A principios de esta semana, un sitio de noticias afiliado a la Hermandad Musulmana compartió un video de manifestantes abucheando a El-Sisi durante su visita a Noruega: le gritaban que después de Al-Assad, el siguiente era él.
“Para un régimen autoritario, es muy probable que las escenas de Siria sean aterradoras, sabiendo que ellos tampoco son capaces de satisfacer las demandas de sus ciudadanos”, dice Mai El-Sadany, directora ejecutivo del Instituto Tahrir para la Política de Medio Oriente, con sede en Washington.
La policía egipcia también arrestó a decenas de sirios que celebraban el derrocamiento de Al-Assad en las calles de El Cairo. Unos 20 de ellos fueron liberados, mientras que a otros les dijeron que serían deportados a Siria.

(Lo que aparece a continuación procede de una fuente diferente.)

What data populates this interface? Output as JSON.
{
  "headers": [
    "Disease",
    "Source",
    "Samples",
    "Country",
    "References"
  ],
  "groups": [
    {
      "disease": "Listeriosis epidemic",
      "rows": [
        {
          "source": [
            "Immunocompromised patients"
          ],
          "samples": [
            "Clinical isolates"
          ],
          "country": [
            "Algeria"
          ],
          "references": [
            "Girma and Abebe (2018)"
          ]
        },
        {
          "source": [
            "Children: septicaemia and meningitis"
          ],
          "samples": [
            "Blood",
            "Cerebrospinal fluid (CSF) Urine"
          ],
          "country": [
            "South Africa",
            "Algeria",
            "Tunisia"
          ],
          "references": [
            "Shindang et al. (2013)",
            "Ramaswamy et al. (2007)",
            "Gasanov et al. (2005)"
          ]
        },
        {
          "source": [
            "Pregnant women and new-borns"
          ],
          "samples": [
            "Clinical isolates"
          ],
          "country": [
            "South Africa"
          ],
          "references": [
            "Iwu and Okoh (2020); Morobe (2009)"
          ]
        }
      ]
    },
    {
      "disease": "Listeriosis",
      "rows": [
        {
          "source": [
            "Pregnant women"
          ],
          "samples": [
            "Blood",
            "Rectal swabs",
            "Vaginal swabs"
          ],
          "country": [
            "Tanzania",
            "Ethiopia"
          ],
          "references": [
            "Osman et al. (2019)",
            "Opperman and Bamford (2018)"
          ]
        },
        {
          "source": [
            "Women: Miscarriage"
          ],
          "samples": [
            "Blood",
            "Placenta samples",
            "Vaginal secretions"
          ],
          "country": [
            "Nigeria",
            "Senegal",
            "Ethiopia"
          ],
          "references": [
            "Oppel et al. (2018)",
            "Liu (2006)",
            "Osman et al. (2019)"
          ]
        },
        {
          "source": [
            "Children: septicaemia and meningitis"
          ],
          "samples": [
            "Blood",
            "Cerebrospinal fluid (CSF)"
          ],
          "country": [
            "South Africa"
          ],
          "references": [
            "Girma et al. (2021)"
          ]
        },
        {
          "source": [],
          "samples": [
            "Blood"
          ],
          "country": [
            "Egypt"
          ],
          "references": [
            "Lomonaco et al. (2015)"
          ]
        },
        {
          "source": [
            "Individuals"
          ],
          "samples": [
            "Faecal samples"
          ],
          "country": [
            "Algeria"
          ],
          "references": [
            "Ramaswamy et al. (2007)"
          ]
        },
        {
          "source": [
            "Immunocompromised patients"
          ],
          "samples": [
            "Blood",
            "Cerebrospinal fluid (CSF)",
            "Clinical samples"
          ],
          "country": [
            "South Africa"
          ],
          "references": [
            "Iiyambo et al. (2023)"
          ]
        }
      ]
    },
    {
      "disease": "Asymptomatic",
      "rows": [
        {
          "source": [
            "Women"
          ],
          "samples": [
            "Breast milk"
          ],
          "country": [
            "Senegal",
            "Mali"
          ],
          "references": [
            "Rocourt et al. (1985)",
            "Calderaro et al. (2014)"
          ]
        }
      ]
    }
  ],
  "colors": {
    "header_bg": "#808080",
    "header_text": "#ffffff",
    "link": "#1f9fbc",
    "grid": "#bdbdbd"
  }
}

El domingo, mientras llegaban las imágenes desde Damasco, la activista de los derechos humanos egipcia Mona Seif les agradeció a los sirios por irrumpir en la prisión de Sednaya, una instalación famosa por su brutalidad, para liberar a los detenidos.
El hermano de Seif, el escritor y activista Alaa Abd El-Fattah, es el preso político más destacado de Egipto. Su madre, Laila Soueif, estuvo en huelga de hambre durante más de 70 días como protesta por el encarcelamiento de su hijo.
“Gracias a las manos que abrieron la cárcel de Sednaya y filmaron la liberación de los detenidos”, posteó Seif en la red social X.
“Eso llevó esperanza a los corazones de muchas familias que desde todas partes del mundo soñaban con la liberación de sus seres queridos”, agregó Seif.